“Alice Rivlin and I designed these Medicare and Medicaid reforms,” Paul Ryan said on “Morning Joe” yesterday. “Alice Rivlin was Clinton’s OMB director… she’s a proud Democrat at the Brookings institution. These entitlement reforms are based off of those models that she and I worked on together.” But Rivlin — who is all that Ryan says she is, in addition to a former vice chair of the Federal Reserve — is not supporting the reforms as written in Ryan’s budget. I spoke with her this morning to ask why. A lightly edited transcript of our conversation follows.
Ezra Klein: What struck me when I dug into the details of Ryan’s budget is that he changed the target Ryan-Rivlin had set for Medicare from GDP+1% to the rate of inflation. That seems pretty hard to achieve.

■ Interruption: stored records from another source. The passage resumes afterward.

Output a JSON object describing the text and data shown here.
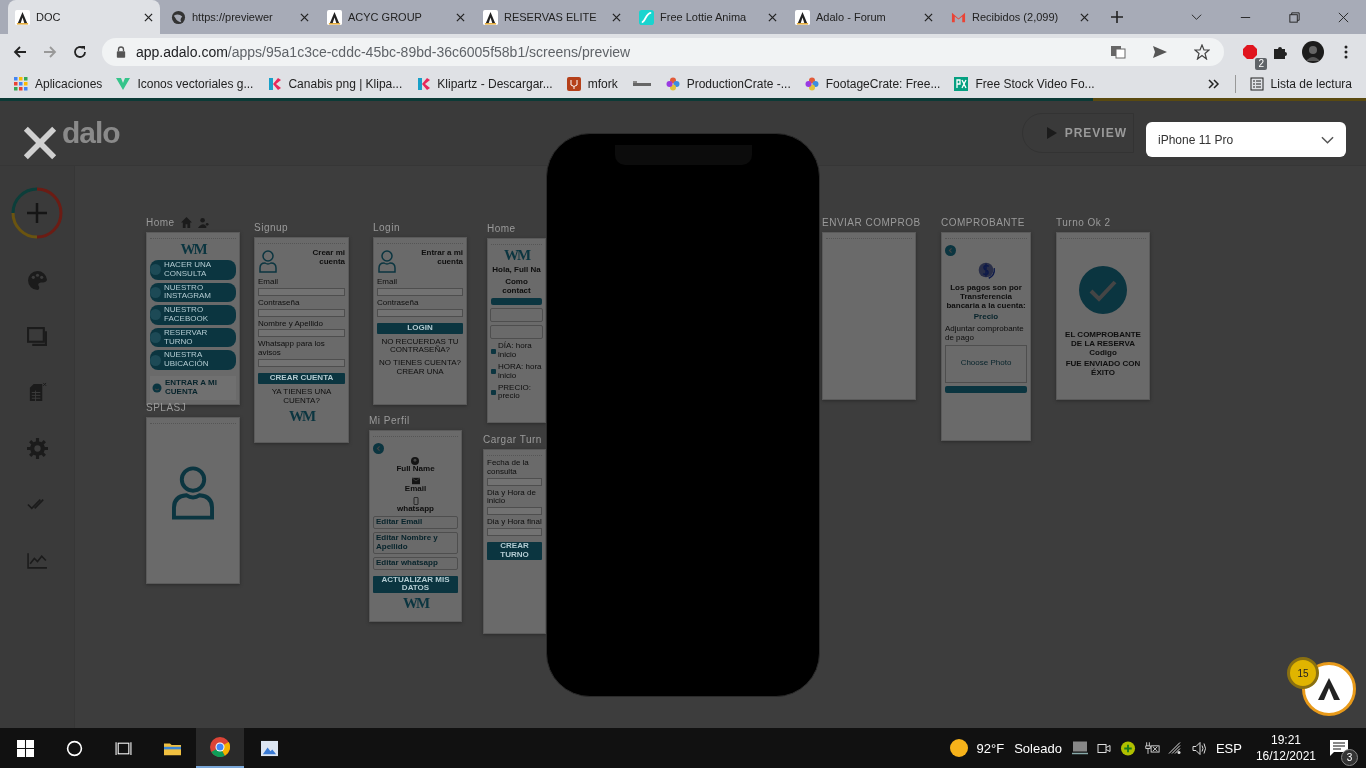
{
  "browser": {
    "tabs": [
      {
        "title": "DOC",
        "kind": "adalo",
        "selected": true
      },
      {
        "title": "https://previewer",
        "kind": "globe",
        "selected": false
      },
      {
        "title": "ACYC GROUP",
        "kind": "adalo",
        "selected": false
      },
      {
        "title": "RESERVAS ELITE",
        "kind": "adalo",
        "selected": false
      },
      {
        "title": "Free Lottie Anima",
        "kind": "lottie",
        "selected": false
      },
      {
        "title": "Adalo - Forum",
        "kind": "adalo",
        "selected": false
      },
      {
        "title": "Recibidos (2,099)",
        "kind": "mail",
        "selected": false
      }
    ],
    "address": {
      "host": "app.adalo.com",
      "path": "/apps/95a1c3ce-cddc-45bc-89bd-36c6005f58b1/screens/preview"
    },
    "extension_badge": "2",
    "bookmarks": [
      {
        "label": "Aplicaciones",
        "kind": "apps"
      },
      {
        "label": "Iconos vectoriales g...",
        "kind": "v"
      },
      {
        "label": "Canabis png | Klipa...",
        "kind": "k"
      },
      {
        "label": "Klipartz - Descargar...",
        "kind": "k"
      },
      {
        "label": "mfork",
        "kind": "fork"
      },
      {
        "kind": "tiny"
      },
      {
        "label": "ProductionCrate -...",
        "kind": "crate"
      },
      {
        "label": "FootageCrate: Free...",
        "kind": "crate"
      },
      {
        "label": "Free Stock Video Fo...",
        "kind": "px"
      }
    ],
    "reading_list": "Lista de lectura"
  },
  "app": {
    "logo": "dalo",
    "preview_button": "PREVIEW",
    "device": "iPhone 11 Pro",
    "notification_count": "15",
    "screens": [
      {
        "title": "Home",
        "home_screen": true,
        "items": [
          {
            "kind": "logo",
            "text": "WM"
          },
          {
            "kind": "pill",
            "text": "HACER UNA CONSULTA"
          },
          {
            "kind": "pill",
            "text": "NUESTRO INSTAGRAM"
          },
          {
            "kind": "pill",
            "text": "NUESTRO FACEBOOK"
          },
          {
            "kind": "pill",
            "text": "RESERVAR TURNO"
          },
          {
            "kind": "pill",
            "text": "NUESTRA UBICACIÓN"
          },
          {
            "kind": "account",
            "text": "ENTRAR A MI CUENTA"
          }
        ]
      },
      {
        "title": "SPLASJ",
        "home_screen": false,
        "items": [
          {
            "kind": "avatar"
          }
        ]
      },
      {
        "title": "Signup",
        "home_screen": false,
        "items": [
          {
            "kind": "heading",
            "text": "Crear mi cuenta"
          },
          {
            "kind": "field",
            "text": "Email"
          },
          {
            "kind": "field",
            "text": "Contraseña"
          },
          {
            "kind": "field",
            "text": "Nombre y Apellido"
          },
          {
            "kind": "field",
            "text": "Whatsapp para los avisos"
          },
          {
            "kind": "button",
            "text": "CREAR CUENTA"
          },
          {
            "kind": "link",
            "text": "YA TIENES UNA CUENTA?"
          },
          {
            "kind": "logo",
            "text": "WM"
          }
        ]
      },
      {
        "title": "Login",
        "home_screen": false,
        "items": [
          {
            "kind": "heading",
            "text": "Entrar a mi cuenta"
          },
          {
            "kind": "field",
            "text": "Email"
          },
          {
            "kind": "field",
            "text": "Contraseña"
          },
          {
            "kind": "button",
            "text": "LOGIN"
          },
          {
            "kind": "link",
            "text": "NO RECUERDAS TU CONTRASEÑA?"
          },
          {
            "kind": "link",
            "text": "NO TIENES CUENTA? CREAR UNA"
          }
        ]
      },
      {
        "title": "Mi Perfil",
        "home_screen": false,
        "items": [
          {
            "kind": "back"
          },
          {
            "kind": "person",
            "text": "Full Name"
          },
          {
            "kind": "mail",
            "text": "Email"
          },
          {
            "kind": "phone",
            "text": "whatsapp"
          },
          {
            "kind": "input",
            "text": "Editar Email"
          },
          {
            "kind": "input",
            "text": "Editar Nombre y Apellido"
          },
          {
            "kind": "input",
            "text": "Editar whatsapp"
          },
          {
            "kind": "button",
            "text": "ACTUALIZAR MIS DATOS"
          },
          {
            "kind": "logo",
            "text": "WM"
          }
        ]
      },
      {
        "title": "Home",
        "home_screen": false,
        "items": [
          {
            "kind": "logo",
            "text": "WM"
          },
          {
            "kind": "text",
            "text": "Hola, Full Na"
          },
          {
            "kind": "text",
            "text": "Como contact"
          },
          {
            "kind": "bar"
          },
          {
            "kind": "card"
          },
          {
            "kind": "card"
          },
          {
            "kind": "row",
            "text": "DÍA: hora inicio"
          },
          {
            "kind": "row",
            "text": "HORA: hora inicio"
          },
          {
            "kind": "row",
            "text": "PRECIO: precio"
          }
        ]
      },
      {
        "title": "Cargar Turn",
        "home_screen": false,
        "items": [
          {
            "kind": "field",
            "text": "Fecha de la consulta"
          },
          {
            "kind": "field",
            "text": "Dia y Hora de inicio"
          },
          {
            "kind": "field",
            "text": "Dia y Hora final"
          },
          {
            "kind": "button",
            "text": "CREAR TURNO"
          }
        ]
      },
      {
        "title": "ENVIAR COMPROB",
        "home_screen": false
      },
      {
        "title": "COMPROBANTE",
        "home_screen": false,
        "items": [
          {
            "kind": "back"
          },
          {
            "kind": "dollar"
          },
          {
            "kind": "text",
            "text": "Los pagos son por Transferencia bancaria a la cuenta:"
          },
          {
            "kind": "price",
            "text": "Precio"
          },
          {
            "kind": "upload",
            "text": "Adjuntar comprobante de pago",
            "action": "Choose Photo"
          },
          {
            "kind": "bar"
          }
        ]
      },
      {
        "title": "Turno Ok 2",
        "home_screen": false,
        "items": [
          {
            "kind": "check"
          },
          {
            "kind": "text",
            "text": "EL COMPROBANTE DE LA RESERVA Codigo"
          },
          {
            "kind": "text",
            "text": "FUE ENVIADO CON ÉXITO"
          }
        ]
      }
    ]
  },
  "taskbar": {
    "temperature": "92°F",
    "weather": "Soleado",
    "language": "ESP",
    "time": "19:21",
    "date": "16/12/2021",
    "notifications": "3"
  }
}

Alive Rivlin: That’s a reason for me saying very strongly that I don’t support the version of Medicare premium support in the Ryan plan. It’s both because the growth rate is much, much too low, and because it doesn’t preserve fee-for-service Medicare as the default option.
EK: It also doesn’t do much to actually make the delivery of health-care cheaper. I think that when people look at health-care reform from a budgetary perspective, they tend to rely on blunt financial tools, like simply giving people less insurance. But that just shifts costs to the people and their families. To make costs slow across the system, you need to make it cheaper to treat sick people.
AR: I entirely agree with that. And there’s a great deal in the Affordable Care Act in terms of research, pilot programs, alternative payment structures, alternative delivery systems, research on the effectiveness of treatments, that is needed. That’s why we need to keep the Affordable Care Act and strengthen the parts that hopefully give us more cost-effective care in the future. If you just control the federal spending without changing the delivery system, you just get cost shifting.
EK: Speaking of the Affordable Care Act, you’ve said before that the theory behind the exchanges in Ryan-Rivlin and the theory behind the exchanges in the Affordable Care Act are identical. That would mean Republicans who believe in Ryan’s model should be more optimistic about the Affordable Care Act. But Ryan has said the two of you simply disagree on how to build the exchanges. Can you explain to me the disagreement you have that would make Ryan-Rivlin different from the ACA?
AR: No. I can’t. I think he’s sort of backed himself into an intellectual corner here.
EK: When you would talk to him, did he seem to recognize that?
AR: Yes.
EK: What I liked about the Rivlin plan as it appeared in the Bipartisan Policy Center’s deficit proposal was that it seemed to go towards a grand compromise in which Medicare, Medicaid and the Affordable Care Act became part of the same system, and we ended up with something more seamless and less fractured. What’s odd to me in Ryan’s budget is that he wants to bring the Affordable Care Act model to Medicare, but take away the Affordable Care Act. In your negotiations on the BPC report, did you sense any interest among the Republicans on a compromise that extended exchanges and private insurance to Medicare and Medicaid?
AR: What seems plausible to me is that Medicare, in many ways, has to be treated separately for at least awhile. With respect to Medicaid, it does seem to me that if we could get the exchanges under the Affordable Care Act up and running successfully, it would be a natural transition to bring the Medicaid population onto the exchanges. Many of those people are already in managed care. Giving them a choice would seem to me to be a good thing.
EK: To move to another aspect of Ryan’s proposal, it tries to bring the budget into balance without using any taxes. When your commission looked into balancing the budget, how did you end up thinking about revenues?
AR: Sen. Domenici’s idea was to start with the spending side because Republicans aren’t going to want to do any tax increases. So we did. We started with discretionary spending and looked at various freezes. Then we moved to the entitlements and worked on Medicare and Medicaid and their rates of growth. And the staff kept adding this stuff up, and we weren’t even close. So then we moved to the tax side and the tax expenditures and we realized there’s a lot of spending through the tax code and you have to take that into consideration.
That’s been a change in Republican thinking, at least some of it: spending does go through the tax code and reducing that isn’t necessarily a tax increase. So then we started working on radical tax reform and we cut a lot of expenditures. The biggest one is the exclusion of employer-paid health benefits from the income tax, and once we did that, we had quite a lot of money over time, and it even helps you on Social Security because it moves benefits from health care and into wages, which are then taxable in both the income tax and Social Security
EK: And what did you end up doing with the Bush tax cuts?
AR: In Domenici-Rivlin, we were operating on a baseline that extended everything but the top brackets.